Super-super nice
It’s, like, so bitchin’
It’s kind of unfortunate that this compilation album includes “The Best of Frank Zappa” on its cover because it was never intended to be that. It was always intended to be what the title says: a collection of Zappa’s most accessible, commercially viable work. Back when my Zappa project was going to include only seven albums, I tacked this one on as a way to kind of get a broad overview of a lot of the stuff I wasn’t going to be listening to. Now that I’m listening to TWENTY-ONE Zappa records, instead of seven, this is less necessary, but it’s still worth reviewing this compilation because it really is just so damn good. It includes the single versions of some songs, like brutally truncated Montana, a stripped down Joe’s Garage & an edited together version of part of the Yellow Snow suite. It includes nineteen songs, very nearly a full eighty minutes and it’s got a lot of really, really great stuff here.
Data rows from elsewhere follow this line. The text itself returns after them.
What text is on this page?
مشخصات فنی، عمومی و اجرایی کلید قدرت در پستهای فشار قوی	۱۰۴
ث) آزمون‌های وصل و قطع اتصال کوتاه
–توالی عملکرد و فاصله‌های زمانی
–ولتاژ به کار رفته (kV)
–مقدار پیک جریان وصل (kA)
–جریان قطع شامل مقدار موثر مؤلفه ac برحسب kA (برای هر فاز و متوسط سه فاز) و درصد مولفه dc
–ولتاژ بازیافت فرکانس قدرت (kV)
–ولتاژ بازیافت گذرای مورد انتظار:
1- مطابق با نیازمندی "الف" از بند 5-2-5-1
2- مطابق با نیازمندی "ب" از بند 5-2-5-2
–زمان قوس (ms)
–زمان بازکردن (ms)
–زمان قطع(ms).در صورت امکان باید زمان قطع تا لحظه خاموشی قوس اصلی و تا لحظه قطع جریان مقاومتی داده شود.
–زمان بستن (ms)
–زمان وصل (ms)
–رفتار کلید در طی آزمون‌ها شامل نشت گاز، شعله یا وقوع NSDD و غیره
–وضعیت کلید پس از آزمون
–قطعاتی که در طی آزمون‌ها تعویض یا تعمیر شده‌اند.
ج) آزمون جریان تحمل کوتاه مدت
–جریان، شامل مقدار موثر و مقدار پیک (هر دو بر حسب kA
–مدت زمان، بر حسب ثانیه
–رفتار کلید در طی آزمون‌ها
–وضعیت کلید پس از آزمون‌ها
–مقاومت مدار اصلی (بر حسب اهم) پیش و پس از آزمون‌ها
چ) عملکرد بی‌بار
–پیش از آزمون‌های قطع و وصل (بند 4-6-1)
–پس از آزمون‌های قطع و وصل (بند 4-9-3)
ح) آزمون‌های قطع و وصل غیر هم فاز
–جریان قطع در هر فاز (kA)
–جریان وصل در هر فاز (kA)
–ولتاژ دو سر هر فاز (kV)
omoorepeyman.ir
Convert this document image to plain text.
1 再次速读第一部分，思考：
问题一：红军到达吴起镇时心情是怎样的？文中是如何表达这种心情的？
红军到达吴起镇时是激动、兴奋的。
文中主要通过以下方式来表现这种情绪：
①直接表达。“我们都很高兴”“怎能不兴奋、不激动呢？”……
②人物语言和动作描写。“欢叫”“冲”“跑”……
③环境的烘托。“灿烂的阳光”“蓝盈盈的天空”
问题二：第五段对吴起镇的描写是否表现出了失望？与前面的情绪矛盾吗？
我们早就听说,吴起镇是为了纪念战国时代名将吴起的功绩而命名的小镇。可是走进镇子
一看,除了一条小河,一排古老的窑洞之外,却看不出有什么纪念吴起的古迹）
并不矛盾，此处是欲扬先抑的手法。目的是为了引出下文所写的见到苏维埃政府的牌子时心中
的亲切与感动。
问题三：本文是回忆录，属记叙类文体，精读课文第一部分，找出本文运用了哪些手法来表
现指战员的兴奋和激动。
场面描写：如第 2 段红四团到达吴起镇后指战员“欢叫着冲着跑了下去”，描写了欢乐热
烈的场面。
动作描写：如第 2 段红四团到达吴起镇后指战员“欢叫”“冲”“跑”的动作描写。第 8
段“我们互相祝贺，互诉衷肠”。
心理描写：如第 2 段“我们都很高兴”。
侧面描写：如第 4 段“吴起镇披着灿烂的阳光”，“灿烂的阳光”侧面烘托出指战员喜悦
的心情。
It opens with Peaches en Regalia and then goes through Dancin’ Fool, San Ber’dino, I’m the Slime, Disco Boy, Trouble Every Day . . . one thing this will teach you is that even when being “commercial,” Zappa sprawled all over the places. Peaches, Disco Boy, Trouble Every Day, I’m the Slime; you don’t hear those four songs and then guess that one guy did them all. The sound quality is fantastic, though the album does feature some different mixes of a few songs which may throw a few superfans. There are a few hiccups here. Let’s Make the Water Turn Black is surely not “commercial” in any sense of the word and we’ll all have our choices for songs that should be here but aren’t. But I liked a few of the tracks I didn’t know anything about as well; Sexual Harassment in the Workplace is one of my favorites, a genuinely epic guitar-driven instrumental, and I’d never heard of that one. Also, just a word for Valley Girl; God, that is still just so good. I know it’s a novelty tune of a sort and a lot of “serious” Zappa fans find it cringe-inducing, but I think it’s great. It’s the kind of song that would typically make me cringe, but Moon’s vocal performance is just brilliant. Anyway, great sound quality; solid song selection; a great introduction to Zappa. Also just a good time even if you’ve heard all of these songs elsewhere; as Zappa mixtapes go, it’s high-energy, raucous fun. 4 stars.
tl;dr – Zappa compilation focuses on more accessible material & the result is a super-bitchin’ party mix of Zappa’s more mainstream material; no compilation is perfect, but this one is a joy. 4 stars.